While Wingate is seeking the endorsements of Locals 34 and 35 as well as other unions, he said his candidacy not motivated by the current tensions between the city employee unions and Mayor John DeStefano Jr.’s administration. Instead, he said he is primarily motivated by changes he has seen in his neighborhood, Beaver Hills, including heightened crime over the past several years.

Still, Wingate criticized DeStefano’s approach to balancing the city’s budget, which he said has targeted city employees who were already struggling financially. The average salary of the city workers laid off in February was about 36,000, well below the average city employee salary of about 57,000.

“That’s not the best way to try to save New Haven,” Wingate said. “We can go another route to keep the city sustainable.”

Since 2007, Wingate, who started working as a Yale custodian at age 22, has worked as a facilitator between labor and management at the University — an experience which he said would help navigate difficult budget issues.

While Wingate said his motivation to run against Goldfield is not related directly to Goldfield’s record on the Board of Aldermen, he did identify one issue on which the two are at odds: the proposed stormwater authority. The authority, which failed to pass the Board of Aldermen this year, would have charged property owners — including nonprofits such as Yale and Yale-New Haven Hospital — for the city’s stormwater runoff services, currently paid for by property taxes.

Goldfield argued that while the authority would have created additional fees on homeowners, it would more equitably allocate the burden of paying for the city’s handling of runoff by requiring tax-exempt institutions to contribute.
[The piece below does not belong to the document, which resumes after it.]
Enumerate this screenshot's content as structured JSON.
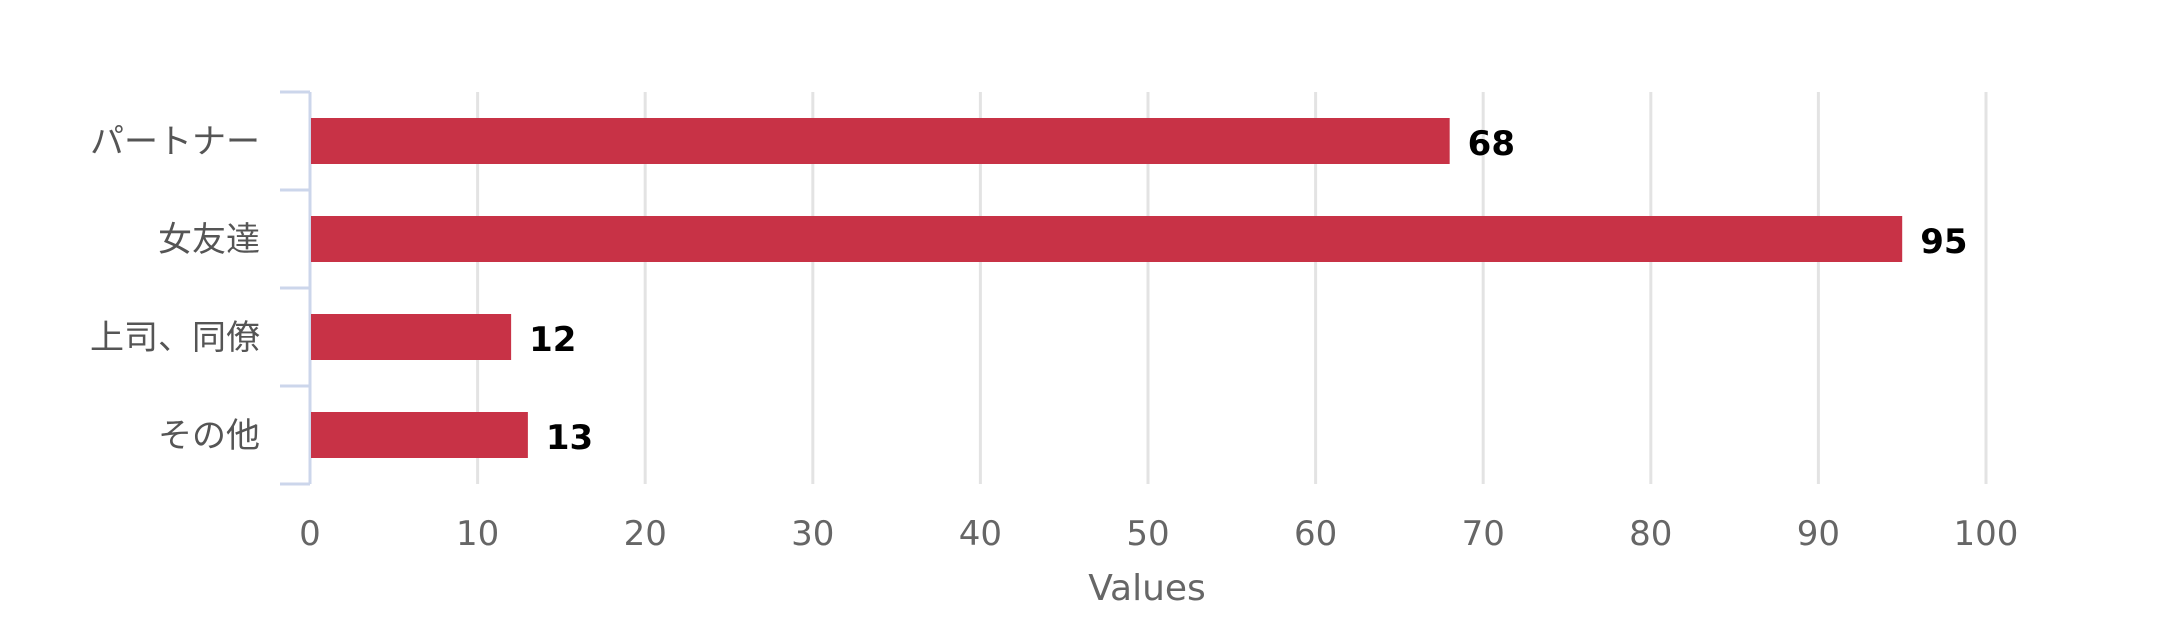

“It’s not a tax on Yale, but it is a way to get Yale to contribute more to the city infrastructure which it enjoys,” Goldfield said.

But while Wingate said he is in favor of “getting Yale to pay their fair share,” he said most New Haveners cannot afford the extra bills.

The stormwater authority was officially withdrawn from budget considerations when the Board of Aldermen passed the city’s budget Monday night. Officials said the authority would be reintroduced in the next budget cycle.

Wingate and Goldfield will face off in a Democratic primary Sept. 13.